Khaleel told the The Maldives Independent that the family had contacted the HRCM on receiving reports, and had requested officials to urgently check on his health. The commission has not responded yet, he said.
Humam was sentenced to death over the brutal murder of MP Afrasheem Ali in October 2012. He confessed to the murder, but later retracted it in court, only to admit to it again.
The young man, who says he was coerced into confessing by the police, now denies charges.
Aminath Eenas, the president of the HRCM, referred questions on Humam’s well-being to a spokeswoman, who said: “The complaint has been lodged, we are attending to it in line with our procedures.”
Eenas declined to comment on internal procedures on reports of self-harm.
A former commission member said the precedent in cases of injury is an urgent visit to the prisoner. The HRCM is authorised to inspect any detention facility without prior notice.
Humam’s brother, Mohamed Kinanath, said: “We are concerned about Humam in custody. In a family visit last week, he told us they were scaring him.
“We would really like to know about his well-being, it is vital that he is in good mental and physical health during the appeal. We would like the HRCM to visit him and ensure he is taken care of.”
Humam’s appeal is now before the Supreme Court.

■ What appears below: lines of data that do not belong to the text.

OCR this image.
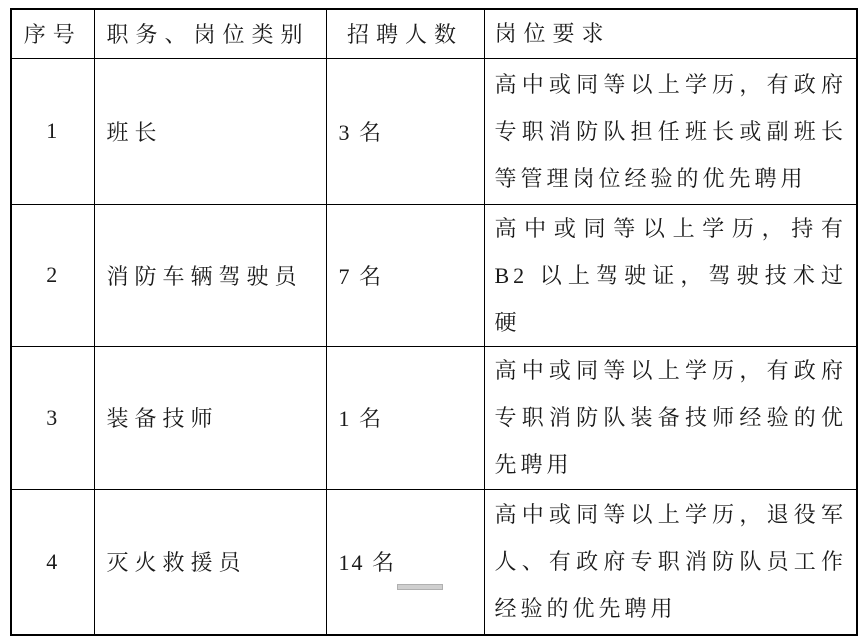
序号	职务、岗位类别	招聘人数	岗位要求
1	班长	3 名	高中或同等以上学历，有政府专职消防队担任班长或副班长等管理岗位经验的优先聘用
2	消防车辆驾驶员	7 名	高中或同等以上学历，持有 B2 以上驾驶证，驾驶技术过硬
3	装备技师	1 名	高中或同等以上学历，有政府专职消防队装备技师经验的优先聘用
4	灭火救援员	14 名	高中或同等以上学历，退役军人、有政府专职消防队员工作经验的优先聘用
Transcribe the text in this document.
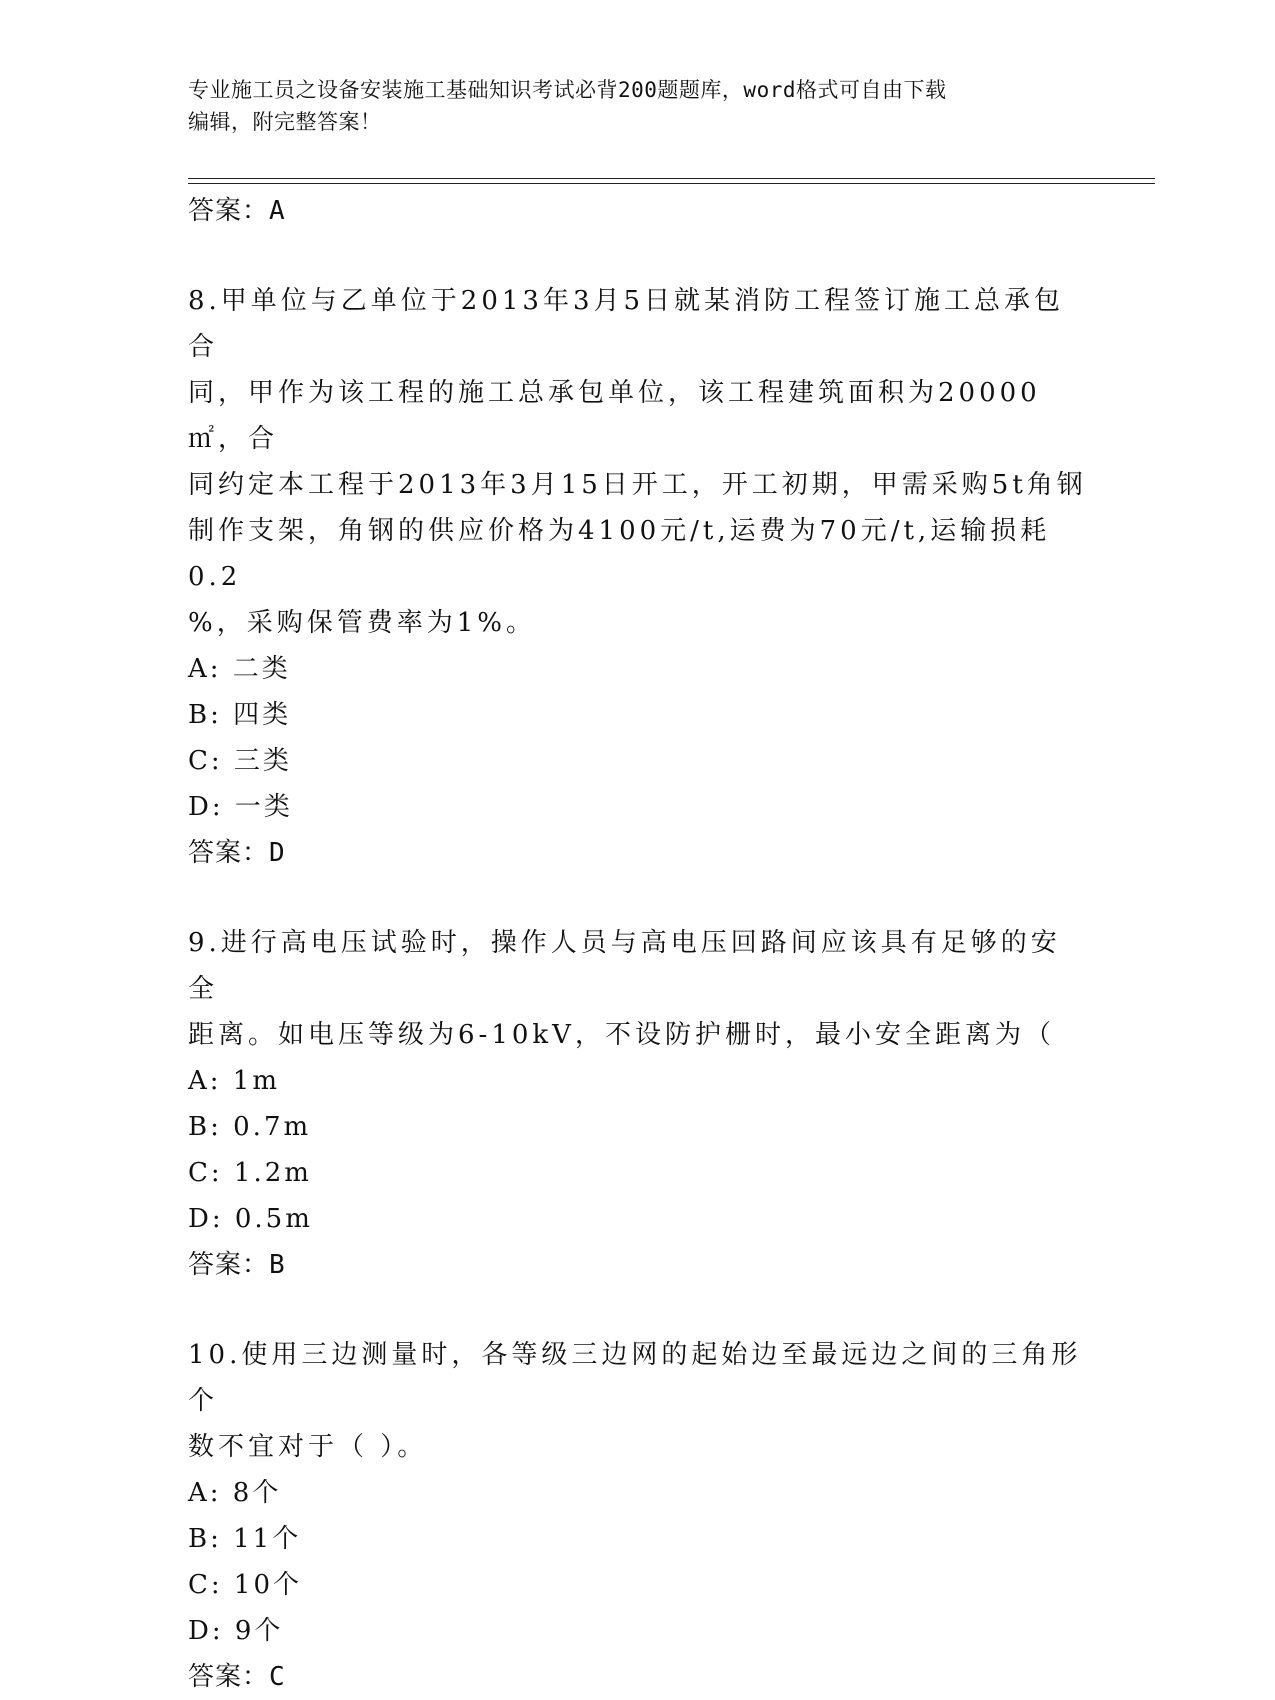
专业施工员之设备安装施工基础知识考试必背200题题库，word格式可自由下载
编辑，附完整答案！

答案：A

8.甲单位与乙单位于2013年3月5日就某消防工程签订施工总承包合

同，甲作为该工程的施工总承包单位，该工程建筑面积为20000㎡，合

同约定本工程于2013年3月15日开工，开工初期，甲需采购5t角钢

制作支架，角钢的供应价格为4100元/t,运费为70元/t,运输损耗0.2

%，采购保管费率为1%。

A: 二类

B: 四类

C: 三类

D: 一类

答案：D

9.进行高电压试验时，操作人员与高电压回路间应该具有足够的安全

距离。如电压等级为6-10kV，不设防护栅时，最小安全距离为（

A: 1m

B: 0.7m

C: 1.2m

D: 0.5m

答案：B

10.使用三边测量时，各等级三边网的起始边至最远边之间的三角形个

数不宜对于（ ）。

A: 8个

B: 11个

C: 10个

D: 9个

答案：C
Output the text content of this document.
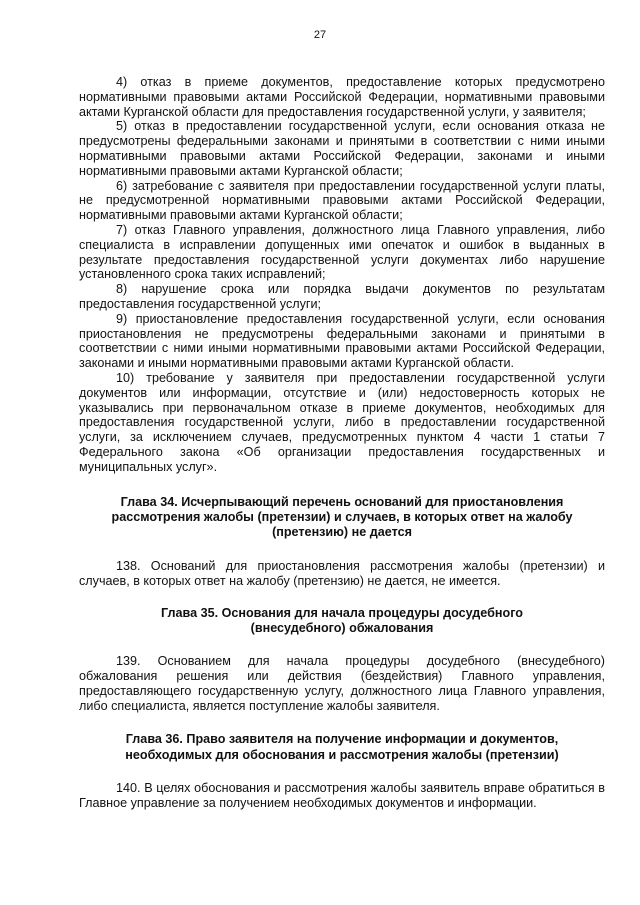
27

4) отказ в приеме документов, предоставление которых предусмотрено нормативными правовыми актами Российской Федерации, нормативными правовыми актами Курганской области для предоставления государственной услуги, у заявителя;

5) отказ в предоставлении государственной услуги, если основания отказа не предусмотрены федеральными законами и принятыми в соответствии с ними иными нормативными правовыми актами Российской Федерации, законами и иными нормативными правовыми актами Курганской области;

6) затребование с заявителя при предоставлении государственной услуги платы, не предусмотренной нормативными правовыми актами Российской Федерации, нормативными правовыми актами Курганской области;

7) отказ Главного управления, должностного лица Главного управления, либо специалиста в исправлении допущенных ими опечаток и ошибок в выданных в результате предоставления государственной услуги документах либо нарушение установленного срока таких исправлений;

8) нарушение срока или порядка выдачи документов по результатам предоставления государственной услуги;

9) приостановление предоставления государственной услуги, если основания приостановления не предусмотрены федеральными законами и принятыми в соответствии с ними иными нормативными правовыми актами Российской Федерации, законами и иными нормативными правовыми актами Курганской области.

10) требование у заявителя при предоставлении государственной услуги документов или информации, отсутствие и (или) недостоверность которых не указывались при первоначальном отказе в приеме документов, необходимых для предоставления государственной услуги, либо в предоставлении государственной услуги, за исключением случаев, предусмотренных пунктом 4 части 1 статьи 7 Федерального закона «Об организации предоставления государственных и муниципальных услуг».

Глава 34. Исчерпывающий перечень оснований для приостановления
рассмотрения жалобы (претензии) и случаев, в которых ответ на жалобу
(претензию) не дается

138. Оснований для приостановления рассмотрения жалобы (претензии) и случаев, в которых ответ на жалобу (претензию) не дается, не имеется.

Глава 35. Основания для начала процедуры досудебного
(внесудебного) обжалования

139. Основанием для начала процедуры досудебного (внесудебного) обжалования решения или действия (бездействия) Главного управления, предоставляющего государственную услугу, должностного лица Главного управления, либо специалиста, является поступление жалобы заявителя.

Глава 36. Право заявителя на получение информации и документов,
необходимых для обоснования и рассмотрения жалобы (претензии)

140. В целях обоснования и рассмотрения жалобы заявитель вправе обратиться в Главное управление за получением необходимых документов и информации.
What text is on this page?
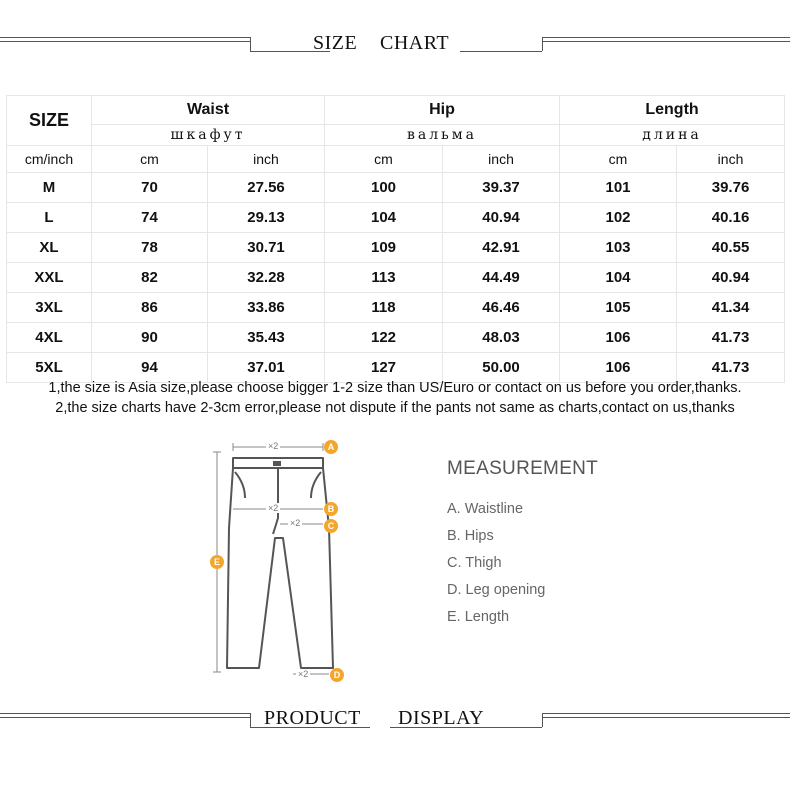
SIZE CHART
SIZE	Waist		Hip		Length	
	шкафут		вальма		длина	
cm/inch	cm	inch	cm	inch	cm	inch
M	70	27.56	100	39.37	101	39.76
L	74	29.13	104	40.94	102	40.16
XL	78	30.71	109	42.91	103	40.55
XXL	82	32.28	113	44.49	104	40.94
3XL	86	33.86	118	46.46	105	41.34
4XL	90	35.43	122	48.03	106	41.73
5XL	94	37.01	127	50.00	106	41.73
1,the size is Asia size,please choose bigger 1-2 size than US/Euro or contact on us before you order,thanks.
2,the size charts have 2-3cm error,please not dispute if the pants not same as charts,contact on us,thanks
A
B
C
D
E
×2
×2
×2
×2
MEASUREMENT
A. Waistline
B. Hips
C. Thigh
D. Leg opening
E. Length
PRODUCT DISPLAY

If the verdict is upheld, Humam may be the first Maldivian to be executed by the state in 60 years as the government has re-enacted death penalty laws.
Humam’s father has previously requested psychiatric help, saying his son displayed signs of mental instability, including staring upwards, placing his handcuffs against his mouth, and laughing hysterically.
The requests were rejected.
Khaleel has also lodged a complaint with the watchdog Judicial Services Commission alleging due process violations and calling for an inquiry against Judge Abdulla Didi who had delivered the guilty verdict.